第二条 本法でいう非正常専利出願行為とは、任意の事業体または個人が革新を保護することを目的とせず、真実である発明創造活動を基礎とせず、不正利益または架空の革新業績、サービス業績を牟取するために、各専利出願、専利出願代理、専利出願権または専利権の譲渡などの行為を単独または結託して提出することをいう。

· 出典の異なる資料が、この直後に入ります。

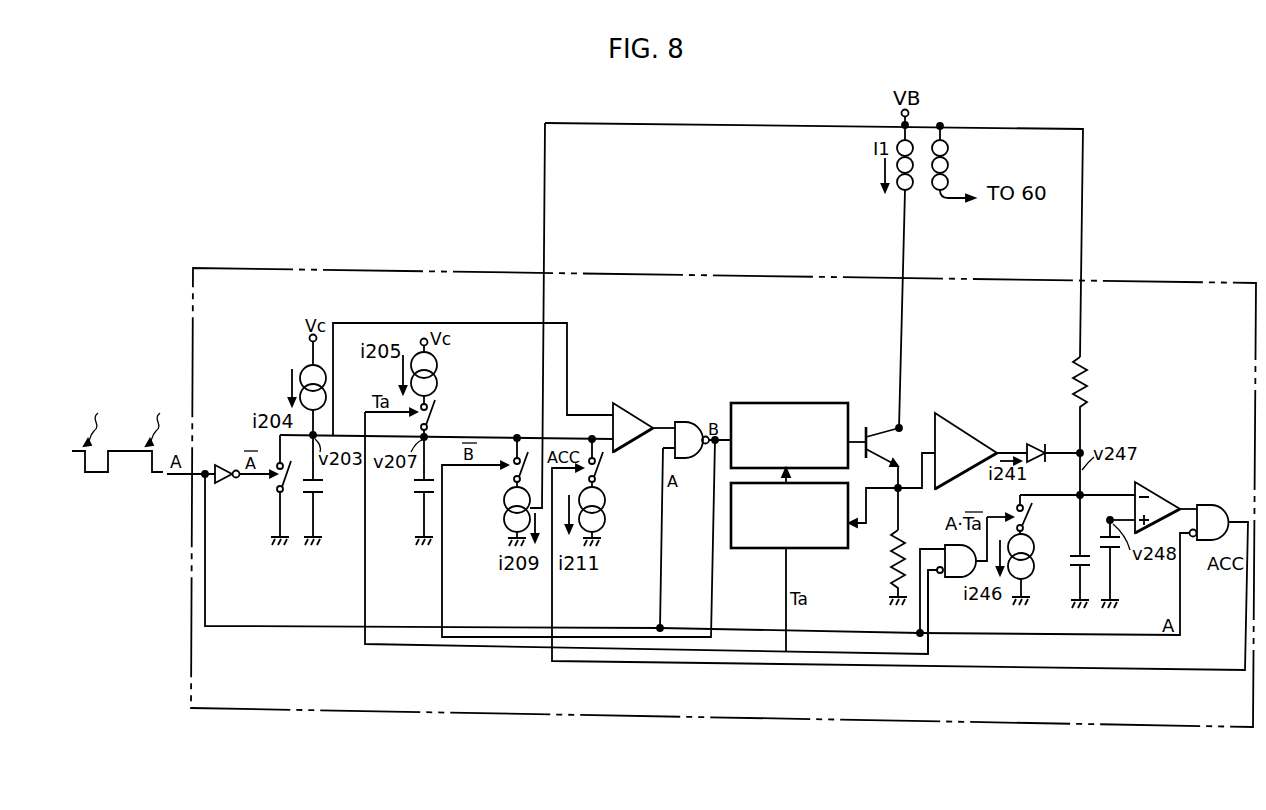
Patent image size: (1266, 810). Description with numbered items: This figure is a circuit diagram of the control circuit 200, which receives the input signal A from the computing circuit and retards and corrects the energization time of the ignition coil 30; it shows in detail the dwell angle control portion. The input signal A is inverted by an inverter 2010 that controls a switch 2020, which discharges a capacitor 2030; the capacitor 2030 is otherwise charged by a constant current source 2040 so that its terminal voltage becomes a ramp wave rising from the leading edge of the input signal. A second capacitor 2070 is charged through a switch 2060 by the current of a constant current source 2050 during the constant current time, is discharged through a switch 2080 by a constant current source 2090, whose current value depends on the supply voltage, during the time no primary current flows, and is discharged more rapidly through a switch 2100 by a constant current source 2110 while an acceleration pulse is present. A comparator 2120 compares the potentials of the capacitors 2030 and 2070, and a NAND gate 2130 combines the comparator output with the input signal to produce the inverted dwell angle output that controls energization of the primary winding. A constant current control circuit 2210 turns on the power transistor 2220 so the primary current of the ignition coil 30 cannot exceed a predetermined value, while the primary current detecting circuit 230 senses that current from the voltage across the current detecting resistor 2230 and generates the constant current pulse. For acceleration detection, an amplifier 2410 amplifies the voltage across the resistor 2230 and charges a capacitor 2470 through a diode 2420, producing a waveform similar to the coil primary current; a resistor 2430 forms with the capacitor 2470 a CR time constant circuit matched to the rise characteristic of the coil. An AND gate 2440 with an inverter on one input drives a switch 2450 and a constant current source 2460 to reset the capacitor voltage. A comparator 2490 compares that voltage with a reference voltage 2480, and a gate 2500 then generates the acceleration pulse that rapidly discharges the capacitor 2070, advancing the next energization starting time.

The control circuit 200 is at (904, 722).
The inverter 2010 is at (229, 482).
The switch 2020 is at (279, 497).
The capacitor 2030 is at (321, 495).
The constant current source 2040 is at (302, 368).
The constant current source 2050 is at (437, 374).
The switch 2060 is at (436, 414).
The capacitor 2070 is at (419, 497).
The switch 2080 is at (513, 476).
The constant current source 2090 is at (506, 513).
The switch 2100 is at (601, 481).
The constant current source 2110 is at (606, 516).
The comparator 2120 is at (633, 404).
The NAND gate 2130 is at (697, 420).
The constant current control circuit 2210 is at (788, 403).
The primary current detecting circuit 230 is at (757, 549).
The power transistor 2220 is at (879, 430).
The current detecting resistor 2230 is at (892, 563).
The ignition coil 30 is at (936, 277).
The amplifier 2410 is at (966, 430).
The diode 2420 is at (1036, 444).
The resistor 2430 is at (1088, 382).
The AND gate 2440 is at (950, 580).
The switch 2450 is at (1016, 505).
The constant current source 2460 is at (1033, 572).
The capacitor 2470 is at (1083, 578).
The reference voltage 2480 is at (1119, 550).
The comparator 2490 is at (1165, 491).
The gate 2500 is at (1213, 503).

以下の各種行為は本法でいう非正常専利出願行為に属する。

(一)発明創造の内容が明らかに同じである、または実質的に異なる発明創造の特徴または要素の単純な組み合わせの変化によって形成された複数件の専利出願を同時にまたは相次いで提出する行為
(二)提出された専利出願に発明創造内容、実験データまたは技術的効果を捏造、偽造または変造したり、従来技術または従来設計を模倣したり、簡単に置き換えたり、かき集めたりするなど類似する状況がある場合
(三)提出された専利出願の発明創造が、出願人、発明者の実際の研究開発能力及び資源条件と明らかに一致しない場合
(四)提出された複数件の専利出願の発明創造の内容が主にコンピュータプログラムまたはその他の技術を利用してランダムに生成されたものである場合
(五)提出された専利出願の発明創造が専利性審査を回避することを目的とし、故意に形成された明らかに技術改良や設計常識に合わない、または実際の保護価値のない、劣化発明創造、積み重ね発明創造、保護範囲を不必要に減縮した発明創造、または調査や審査を行う意味のない内容である場合
(六)非正常専利出願行為の打撃に関する監督・管理措置を回避するため、実質的に特定の事業体、個人または住所に関連する複数件の専利出願を分散、前後して、または別の地で提出する行為
(七)専利技術、設計又はその他の正当な目的を実施するのではなく、専利出願権または専利権を転売したり、発明者、設計者を虚偽で変更する行為
(八)専利代理機構、専利代理師、またはその他の機関または個人が、他人を代理、誘導、教唆、幇助、または共謀して各非正常専利出願行為を実施する場合
(九)誠実信用原則に違反し、正常な専利活動秩序を乱すその他の非正常専利出願行為及び関連行為

4. 非正常専利出願と認定された後の対応について

4-1. 出願の撤回

出願人または代理人は通告を受けた後、指定された期限内に国家知識産権局に「専利出願撤回声明」を提出し、自ら出願を撤回することができます。

4-2. 不服申立て

出願人または代理人は非正常専利出願行為の初歩的認定に不服がある場合、指定された期限内に「意見陳述書(非正常出願に関する)」を提出し、意見を述べ、証明資料を提出することができます。

国家知識産権局は出願人または代理人が提出した意見陳述を受領した後、不服申立て資料を審査し、さらなる認定を行います。国家知識産権局が非正常専利出願行為に該当しないと判断した場合、「審査業務専用書」を発行し、出願案件の正常な審査プロセスを再開します。

5. 不服申立てに必要な証明資料

5-1. 出願の基礎が真実であることを証明する資料

1)出願人、発明者の実際の研究開発能力を証明する資料
例えば、出願人の概要、発明者の経歴、研究開発への投資(研究開発設備の調達、人材の導入、プラットフォームの構築、外注開発、研究開発の成果)、表彰実績、担当した科学研究プロジェクトなど。

2)発明創造活動が真実であることを証明する資料
例えば、研究開発過程の記録作成や管理に関する制度、プロジェクト立件報告書、承認決議、効用成果、課題研究終了報告書、テスト過程記録(例えば、記録された表、メモ、テスト報告、検証報告、写真比較図など)、プロジェクトの議事録(重大技術問題に関する討論議事録、フォローアップによる技術問題解決の記録文書、会議写真など)。

5-2 出願目的が真実であることを証明する資料

例えば、プロジェクトの実行可能性報告書、専利導航(中国版IPランドスケープ)分析報告書、製品の研究開発に必要なハードウェア・ソフトウェアの条件、会社が扱う関連製品、ポートフォリオ化されている関連専利など。